Across cultures and histories, landscape painting has been shaped by shifting relationships between humans and their environment. Today, this relationship feels especially urgent. Climate change, displacement, urban expansion, and ecological fragility inevitably inform how contemporary artists engage with land, sea, and sky. Within this volume, some works carry an explicit environmental consciousness, while others approach the land as a site of contemplation, solace, or personal mythology. Together, they reveal how landscape painting remains a vital lens through which artists reflect on change, resilience, and a sense of belonging.
The painters included in Volume 94 employ a wide range of approaches and techniques. Some work en plein air, responding directly to light, weather, and atmosphere; others construct landscapes from memory, imagination, or abstraction. Gestural brushwork, layered surfaces, and experimental use of colour coexist alongside more restrained, meditative practices. This diversity underscores the adaptability of landscape painting as a medium capable of holding both immediacy and reflection.
Accompanying the artworks are artist biographies and statements that offer insight into each painter’s relationship with landscape—how specific places, journeys, and lived experiences shape their visual language. For many, landscape is deeply personal, bound to childhood memories, migration, or a sense of rootedness and loss. For others, it functions as a conceptual framework through which broader ideas of time, perception, and human presence are explored.
The personalised interviews included in this edition further expand these perspectives, revealing the processes, questions, and uncertainties that underpin each practice. Through conversation, artists reflect on why landscape continues to matter, how their work has evolved, and what it means to paint place in an increasingly mediated and unstable world. These dialogues remind us that landscape painting is not about reproducing what is seen, but about translating experience into form.

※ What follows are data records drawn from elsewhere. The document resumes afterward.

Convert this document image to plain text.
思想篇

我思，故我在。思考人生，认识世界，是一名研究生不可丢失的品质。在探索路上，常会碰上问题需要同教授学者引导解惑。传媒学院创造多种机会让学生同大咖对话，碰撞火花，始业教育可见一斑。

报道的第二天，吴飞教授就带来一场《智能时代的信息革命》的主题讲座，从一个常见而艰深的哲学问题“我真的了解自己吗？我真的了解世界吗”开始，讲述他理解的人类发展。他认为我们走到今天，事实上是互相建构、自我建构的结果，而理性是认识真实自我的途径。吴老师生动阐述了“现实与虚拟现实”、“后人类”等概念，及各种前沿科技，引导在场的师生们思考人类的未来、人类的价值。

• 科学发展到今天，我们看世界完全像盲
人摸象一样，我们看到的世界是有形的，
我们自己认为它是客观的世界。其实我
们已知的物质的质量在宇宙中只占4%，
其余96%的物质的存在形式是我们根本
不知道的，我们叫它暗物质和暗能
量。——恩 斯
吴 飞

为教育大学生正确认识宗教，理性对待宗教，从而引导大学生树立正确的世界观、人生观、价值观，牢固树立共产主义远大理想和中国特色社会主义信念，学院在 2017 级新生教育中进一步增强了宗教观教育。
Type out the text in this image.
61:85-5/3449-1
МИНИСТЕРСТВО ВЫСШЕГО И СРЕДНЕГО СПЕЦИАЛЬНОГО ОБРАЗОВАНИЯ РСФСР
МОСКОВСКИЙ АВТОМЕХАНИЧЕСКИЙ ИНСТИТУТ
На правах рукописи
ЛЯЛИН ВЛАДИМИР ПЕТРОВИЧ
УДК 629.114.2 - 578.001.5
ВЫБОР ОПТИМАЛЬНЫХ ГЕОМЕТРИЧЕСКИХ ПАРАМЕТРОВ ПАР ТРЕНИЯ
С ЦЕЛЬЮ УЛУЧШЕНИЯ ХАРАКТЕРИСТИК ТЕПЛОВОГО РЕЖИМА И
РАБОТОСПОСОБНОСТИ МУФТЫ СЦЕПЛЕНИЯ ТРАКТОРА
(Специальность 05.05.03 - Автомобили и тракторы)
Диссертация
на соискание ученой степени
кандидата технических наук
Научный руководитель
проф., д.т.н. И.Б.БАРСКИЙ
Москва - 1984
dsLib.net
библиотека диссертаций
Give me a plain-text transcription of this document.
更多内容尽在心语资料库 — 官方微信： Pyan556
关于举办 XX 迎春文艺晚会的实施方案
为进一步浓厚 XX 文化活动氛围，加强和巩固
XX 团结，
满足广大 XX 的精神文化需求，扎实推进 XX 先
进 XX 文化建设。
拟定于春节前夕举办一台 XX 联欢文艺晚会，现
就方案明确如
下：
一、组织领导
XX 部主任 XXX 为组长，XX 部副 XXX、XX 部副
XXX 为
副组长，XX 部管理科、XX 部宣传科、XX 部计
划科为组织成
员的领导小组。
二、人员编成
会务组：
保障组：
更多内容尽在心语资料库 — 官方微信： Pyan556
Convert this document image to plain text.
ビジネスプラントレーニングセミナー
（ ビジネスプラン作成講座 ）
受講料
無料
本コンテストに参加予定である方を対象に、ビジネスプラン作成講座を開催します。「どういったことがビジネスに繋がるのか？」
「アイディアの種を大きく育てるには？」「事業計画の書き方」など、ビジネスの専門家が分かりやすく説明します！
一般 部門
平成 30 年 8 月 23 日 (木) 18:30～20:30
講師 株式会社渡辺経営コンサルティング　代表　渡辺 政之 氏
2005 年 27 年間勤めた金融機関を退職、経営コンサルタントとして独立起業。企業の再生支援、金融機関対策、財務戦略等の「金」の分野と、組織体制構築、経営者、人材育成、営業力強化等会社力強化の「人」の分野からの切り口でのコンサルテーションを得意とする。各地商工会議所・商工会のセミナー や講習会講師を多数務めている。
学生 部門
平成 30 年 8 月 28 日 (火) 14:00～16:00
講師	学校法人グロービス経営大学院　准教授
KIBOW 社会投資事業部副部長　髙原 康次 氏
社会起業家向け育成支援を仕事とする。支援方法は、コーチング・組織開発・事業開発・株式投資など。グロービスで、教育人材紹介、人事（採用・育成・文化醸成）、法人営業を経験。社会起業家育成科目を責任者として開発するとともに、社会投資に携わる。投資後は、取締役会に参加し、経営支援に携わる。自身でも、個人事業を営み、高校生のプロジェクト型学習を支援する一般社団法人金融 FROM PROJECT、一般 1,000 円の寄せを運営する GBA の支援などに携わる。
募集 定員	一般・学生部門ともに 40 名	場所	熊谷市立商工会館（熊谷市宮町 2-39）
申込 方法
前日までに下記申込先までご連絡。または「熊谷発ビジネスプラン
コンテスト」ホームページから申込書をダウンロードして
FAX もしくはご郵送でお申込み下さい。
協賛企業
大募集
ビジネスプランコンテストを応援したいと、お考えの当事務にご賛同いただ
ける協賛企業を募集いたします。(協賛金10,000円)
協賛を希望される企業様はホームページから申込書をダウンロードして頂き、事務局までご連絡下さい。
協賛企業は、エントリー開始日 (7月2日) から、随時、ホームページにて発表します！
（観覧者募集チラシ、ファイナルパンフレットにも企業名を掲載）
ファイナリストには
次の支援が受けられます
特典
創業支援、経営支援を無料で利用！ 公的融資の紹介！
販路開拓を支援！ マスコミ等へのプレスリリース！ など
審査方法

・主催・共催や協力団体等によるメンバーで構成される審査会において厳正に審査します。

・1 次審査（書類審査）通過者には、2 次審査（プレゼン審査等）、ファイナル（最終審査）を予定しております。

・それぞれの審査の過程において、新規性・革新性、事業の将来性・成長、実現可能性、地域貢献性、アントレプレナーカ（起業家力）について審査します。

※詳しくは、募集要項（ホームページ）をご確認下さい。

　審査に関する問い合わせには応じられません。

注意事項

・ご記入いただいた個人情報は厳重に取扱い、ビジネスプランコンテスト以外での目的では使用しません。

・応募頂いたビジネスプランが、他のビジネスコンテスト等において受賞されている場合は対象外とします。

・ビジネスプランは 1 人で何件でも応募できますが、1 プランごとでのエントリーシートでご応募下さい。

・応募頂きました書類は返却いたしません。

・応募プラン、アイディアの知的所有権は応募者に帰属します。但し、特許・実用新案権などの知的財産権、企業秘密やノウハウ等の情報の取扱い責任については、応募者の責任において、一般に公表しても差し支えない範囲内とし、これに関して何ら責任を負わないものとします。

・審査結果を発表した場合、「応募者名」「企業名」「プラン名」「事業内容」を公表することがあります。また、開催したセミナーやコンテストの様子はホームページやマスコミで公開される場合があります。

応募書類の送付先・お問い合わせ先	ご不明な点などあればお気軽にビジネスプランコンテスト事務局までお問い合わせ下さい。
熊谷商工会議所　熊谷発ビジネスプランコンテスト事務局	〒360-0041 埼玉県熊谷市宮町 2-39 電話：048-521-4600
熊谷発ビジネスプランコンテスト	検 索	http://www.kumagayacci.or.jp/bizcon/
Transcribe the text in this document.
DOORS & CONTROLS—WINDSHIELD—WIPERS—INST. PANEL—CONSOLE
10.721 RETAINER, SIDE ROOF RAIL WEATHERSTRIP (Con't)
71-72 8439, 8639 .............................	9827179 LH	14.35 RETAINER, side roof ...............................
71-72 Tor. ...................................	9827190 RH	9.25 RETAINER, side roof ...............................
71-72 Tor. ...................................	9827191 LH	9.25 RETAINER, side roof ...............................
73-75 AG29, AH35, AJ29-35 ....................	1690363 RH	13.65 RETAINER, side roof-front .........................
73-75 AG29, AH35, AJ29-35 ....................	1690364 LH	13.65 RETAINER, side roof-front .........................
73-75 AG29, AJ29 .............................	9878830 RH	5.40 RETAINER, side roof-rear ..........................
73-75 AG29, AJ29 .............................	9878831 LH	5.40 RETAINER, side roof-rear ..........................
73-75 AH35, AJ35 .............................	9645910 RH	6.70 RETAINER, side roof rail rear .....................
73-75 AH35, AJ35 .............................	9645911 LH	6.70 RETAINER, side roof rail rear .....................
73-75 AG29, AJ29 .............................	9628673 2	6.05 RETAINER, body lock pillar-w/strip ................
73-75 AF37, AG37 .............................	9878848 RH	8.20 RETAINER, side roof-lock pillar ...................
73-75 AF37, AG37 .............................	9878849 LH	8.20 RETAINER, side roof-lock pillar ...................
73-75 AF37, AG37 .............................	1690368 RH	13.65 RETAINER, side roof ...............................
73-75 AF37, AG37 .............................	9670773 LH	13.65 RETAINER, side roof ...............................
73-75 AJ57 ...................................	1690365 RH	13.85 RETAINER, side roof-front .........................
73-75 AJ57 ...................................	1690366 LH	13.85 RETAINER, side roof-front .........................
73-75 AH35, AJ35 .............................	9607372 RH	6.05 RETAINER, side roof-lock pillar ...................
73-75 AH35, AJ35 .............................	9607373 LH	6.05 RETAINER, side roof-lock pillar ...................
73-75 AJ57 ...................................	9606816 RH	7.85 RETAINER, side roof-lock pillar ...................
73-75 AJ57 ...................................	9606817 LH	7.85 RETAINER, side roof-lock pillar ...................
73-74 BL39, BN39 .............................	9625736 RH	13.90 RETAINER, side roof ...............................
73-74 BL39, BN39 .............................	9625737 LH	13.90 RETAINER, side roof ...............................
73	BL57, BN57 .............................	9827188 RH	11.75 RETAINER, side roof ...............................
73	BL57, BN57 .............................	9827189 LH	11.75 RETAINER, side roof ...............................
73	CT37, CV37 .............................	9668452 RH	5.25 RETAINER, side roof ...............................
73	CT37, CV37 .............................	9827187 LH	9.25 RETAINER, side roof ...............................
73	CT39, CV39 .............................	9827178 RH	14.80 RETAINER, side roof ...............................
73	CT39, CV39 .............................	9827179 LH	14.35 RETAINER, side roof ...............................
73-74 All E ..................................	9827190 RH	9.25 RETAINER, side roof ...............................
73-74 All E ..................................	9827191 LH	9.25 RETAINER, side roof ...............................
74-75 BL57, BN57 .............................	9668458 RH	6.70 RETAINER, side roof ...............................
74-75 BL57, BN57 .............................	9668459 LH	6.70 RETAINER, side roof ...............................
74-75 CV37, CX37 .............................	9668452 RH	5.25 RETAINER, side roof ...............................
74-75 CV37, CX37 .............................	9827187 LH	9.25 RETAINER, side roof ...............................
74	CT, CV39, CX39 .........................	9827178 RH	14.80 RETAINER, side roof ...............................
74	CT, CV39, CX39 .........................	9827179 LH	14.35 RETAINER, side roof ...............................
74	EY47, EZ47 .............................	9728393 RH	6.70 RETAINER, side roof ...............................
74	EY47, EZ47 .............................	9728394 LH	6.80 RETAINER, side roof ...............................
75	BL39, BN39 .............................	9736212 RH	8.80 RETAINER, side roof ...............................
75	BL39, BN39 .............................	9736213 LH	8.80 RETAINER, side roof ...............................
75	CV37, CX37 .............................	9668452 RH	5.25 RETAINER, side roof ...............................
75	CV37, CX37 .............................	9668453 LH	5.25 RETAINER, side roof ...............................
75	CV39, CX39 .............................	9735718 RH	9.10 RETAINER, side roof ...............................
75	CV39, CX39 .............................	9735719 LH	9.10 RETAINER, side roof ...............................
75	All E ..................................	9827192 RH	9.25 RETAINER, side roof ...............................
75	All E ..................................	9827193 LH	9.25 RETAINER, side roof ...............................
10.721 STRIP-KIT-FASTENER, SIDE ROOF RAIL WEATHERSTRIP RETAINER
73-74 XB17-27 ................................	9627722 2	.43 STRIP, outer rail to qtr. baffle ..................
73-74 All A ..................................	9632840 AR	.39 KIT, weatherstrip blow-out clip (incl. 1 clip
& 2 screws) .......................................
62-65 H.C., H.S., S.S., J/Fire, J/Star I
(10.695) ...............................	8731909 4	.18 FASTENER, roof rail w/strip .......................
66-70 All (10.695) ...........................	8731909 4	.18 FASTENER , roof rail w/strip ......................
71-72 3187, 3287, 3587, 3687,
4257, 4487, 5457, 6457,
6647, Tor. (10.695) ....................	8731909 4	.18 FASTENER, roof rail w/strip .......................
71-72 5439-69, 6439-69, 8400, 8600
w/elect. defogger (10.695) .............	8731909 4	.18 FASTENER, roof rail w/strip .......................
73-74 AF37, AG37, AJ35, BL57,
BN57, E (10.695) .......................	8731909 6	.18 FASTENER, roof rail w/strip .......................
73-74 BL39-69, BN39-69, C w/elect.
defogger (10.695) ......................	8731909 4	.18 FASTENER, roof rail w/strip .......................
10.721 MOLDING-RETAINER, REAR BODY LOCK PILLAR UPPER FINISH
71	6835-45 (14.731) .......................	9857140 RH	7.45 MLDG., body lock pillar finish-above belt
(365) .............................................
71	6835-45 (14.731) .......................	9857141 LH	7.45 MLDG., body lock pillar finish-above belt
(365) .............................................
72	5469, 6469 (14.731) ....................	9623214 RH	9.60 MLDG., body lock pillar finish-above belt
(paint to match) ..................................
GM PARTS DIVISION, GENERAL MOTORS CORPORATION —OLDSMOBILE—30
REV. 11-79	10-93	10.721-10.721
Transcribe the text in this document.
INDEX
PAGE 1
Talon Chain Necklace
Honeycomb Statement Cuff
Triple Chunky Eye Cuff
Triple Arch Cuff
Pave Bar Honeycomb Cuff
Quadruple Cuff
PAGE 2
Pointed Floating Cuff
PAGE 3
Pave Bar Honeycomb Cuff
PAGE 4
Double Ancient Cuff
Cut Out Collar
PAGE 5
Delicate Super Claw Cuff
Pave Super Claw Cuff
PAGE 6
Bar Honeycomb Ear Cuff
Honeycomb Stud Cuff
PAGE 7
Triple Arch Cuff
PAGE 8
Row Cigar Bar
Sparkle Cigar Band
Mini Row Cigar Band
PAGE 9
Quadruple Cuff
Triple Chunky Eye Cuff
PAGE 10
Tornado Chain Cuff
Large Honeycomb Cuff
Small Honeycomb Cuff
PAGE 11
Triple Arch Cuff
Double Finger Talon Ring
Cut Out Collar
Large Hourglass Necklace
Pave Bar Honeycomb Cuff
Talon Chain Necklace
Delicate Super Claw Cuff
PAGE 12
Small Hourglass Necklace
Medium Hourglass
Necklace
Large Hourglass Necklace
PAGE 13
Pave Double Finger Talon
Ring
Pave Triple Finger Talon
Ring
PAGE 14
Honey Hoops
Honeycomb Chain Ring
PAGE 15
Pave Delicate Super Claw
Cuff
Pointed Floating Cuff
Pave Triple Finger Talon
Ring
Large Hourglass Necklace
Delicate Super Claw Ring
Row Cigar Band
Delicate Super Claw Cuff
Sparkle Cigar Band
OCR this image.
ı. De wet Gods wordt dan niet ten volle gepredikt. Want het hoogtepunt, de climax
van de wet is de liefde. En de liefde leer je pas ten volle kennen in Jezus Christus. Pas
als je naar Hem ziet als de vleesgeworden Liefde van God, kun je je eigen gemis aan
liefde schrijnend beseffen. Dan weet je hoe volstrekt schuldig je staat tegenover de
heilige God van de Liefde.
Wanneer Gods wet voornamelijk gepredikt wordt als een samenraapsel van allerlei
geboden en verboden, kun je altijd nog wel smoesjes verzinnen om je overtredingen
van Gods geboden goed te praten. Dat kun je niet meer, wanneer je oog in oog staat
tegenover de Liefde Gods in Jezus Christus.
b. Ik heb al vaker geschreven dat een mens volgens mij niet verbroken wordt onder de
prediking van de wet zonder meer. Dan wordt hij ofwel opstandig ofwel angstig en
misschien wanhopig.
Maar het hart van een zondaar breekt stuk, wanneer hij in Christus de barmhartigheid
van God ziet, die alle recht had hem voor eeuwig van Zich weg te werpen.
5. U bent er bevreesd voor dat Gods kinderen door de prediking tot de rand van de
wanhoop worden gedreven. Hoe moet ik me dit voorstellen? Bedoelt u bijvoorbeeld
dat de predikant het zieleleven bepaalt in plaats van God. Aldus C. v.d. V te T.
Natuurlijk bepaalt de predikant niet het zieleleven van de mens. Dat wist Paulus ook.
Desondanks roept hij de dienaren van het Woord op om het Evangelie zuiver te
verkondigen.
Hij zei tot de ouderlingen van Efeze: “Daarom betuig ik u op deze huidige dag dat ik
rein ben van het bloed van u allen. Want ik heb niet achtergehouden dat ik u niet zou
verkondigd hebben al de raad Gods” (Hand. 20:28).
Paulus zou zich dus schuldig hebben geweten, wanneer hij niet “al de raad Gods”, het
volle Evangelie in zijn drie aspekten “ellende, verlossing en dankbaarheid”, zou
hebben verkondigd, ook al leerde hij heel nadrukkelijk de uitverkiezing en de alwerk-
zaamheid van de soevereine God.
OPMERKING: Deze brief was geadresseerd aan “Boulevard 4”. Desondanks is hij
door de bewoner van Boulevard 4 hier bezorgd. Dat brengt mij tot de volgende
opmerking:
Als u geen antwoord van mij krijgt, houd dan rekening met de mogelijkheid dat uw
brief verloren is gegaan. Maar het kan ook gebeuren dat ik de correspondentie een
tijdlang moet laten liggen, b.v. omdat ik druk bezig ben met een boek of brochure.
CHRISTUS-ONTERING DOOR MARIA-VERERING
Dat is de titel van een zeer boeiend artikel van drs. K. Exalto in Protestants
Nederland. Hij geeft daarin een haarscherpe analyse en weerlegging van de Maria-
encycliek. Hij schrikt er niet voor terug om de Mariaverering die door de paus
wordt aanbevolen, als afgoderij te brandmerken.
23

At its core, this volume asks how landscapes shape us—and how, in turn, we shape our understanding of them through art. Whether depicting remote wilderness, cultivated fields, coastal edges, or imagined spaces, the works presented here invite viewers to pause and consider their own relationship to place. They encourage attentiveness, empathy, and a renewed awareness of the environments we inhabit, remember, or long for.
Collect Art Magazine, Special Edition Volume 94, celebrates landscape painting as a space of connection—between artist and land, viewer and image, past and present. In bringing together voices from across the world, this edition affirms landscape not as a backdrop, but as an active presence within contemporary painting: layered, complex, and deeply human.